Perdida na ignorância, carregava o destino de um fruto, com o peso que lhe caia nos ombros.  

O moinho do Lugar da Levada esperava-a numa paisagem adormecida, há muito esquecida. Vivia no exílio coberto de silvas e heras, naquele pedaço de terra já desprezado, mas, renascido nas histórias de vida de Maria Teresa. Cansada, ofegante, deitando as tripas pela boca, apoiou-se nos grilhões enferrujados que lhe aprisionavam o corpo. Embrulhou as lágrimas no desfolhar das silvas e no arrepiar das pedras de lousa, que caiam no peito. Inibida na doçura da timidez, aconchegou-se no embalo da mó, que ainda guilhotinava restos de grão de milho.

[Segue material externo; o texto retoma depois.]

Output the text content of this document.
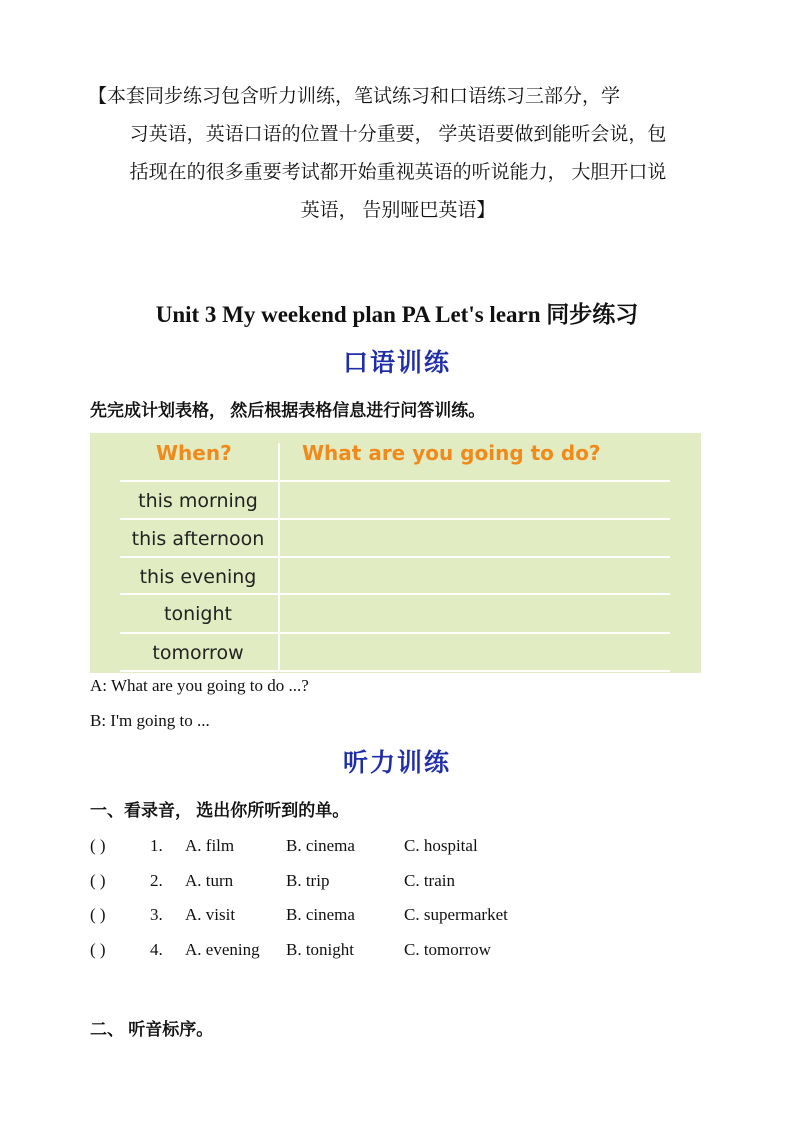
【本套同步练习包含听力训练，笔试练习和口语练习三部分，学

习英语，英语口语的位置十分重要， 学英语要做到能听会说，包

括现在的很多重要考试都开始重视英语的听说能力， 大胆开口说

英语， 告别哑巴英语】

Unit 3 My weekend plan PA Let's learn 同步练习
口语训练
先完成计划表格， 然后根据表格信息进行问答训练。
When?	What are you going to do?
this morning
this afternoon
this evening
tonight
tomorrow
A: What are you going to do ...?
B: I'm going to ...
听力训练
一、看录音， 选出你所听到的单。
( )	1. A. film	B. cinema	C. hospital
( )	2. A. turn	B. trip	C. train
( )	3. A. visit	B. cinema	C. supermarket
( )	4. A. evening B. tonight	C. tomorrow
二、 听音标序。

 De repente... Sentiu as pancadas do rodízio na barriga inchada. As dores cicatrizavam na farinha que cobria o pó do chão. 

Estava confusa.  

Sentia-se morrer e sepultada naquela toalha branca.  

Perdida na desventura das súplicas, procurou encontrar o fio da vida. 

Que lhe estava a acontecer?!  

Qual a razão daquelas terríveis dores que iam e vinham?!  

Destroçada, nas raizes de uma paixão sentida alguns meses atrás, levantou os olhos ao céu e, sentiu-se perdida na inquietude do vento que lhe engolia a força.

 Saídas da "boca do corpo, as águas molharam as pernas e a saia de burel. O padecimento cresceu, à velocidade do medo ateado na planta dos pés. Toda a fortaleza encantadora das suas vísceras varreu-se nas gotas do desespero. Não via nada para além dos mistérios da vida. 

Emergida no sofrimento, retorceu-se nas ondas que rodopiavam nas telhas de ardósia…  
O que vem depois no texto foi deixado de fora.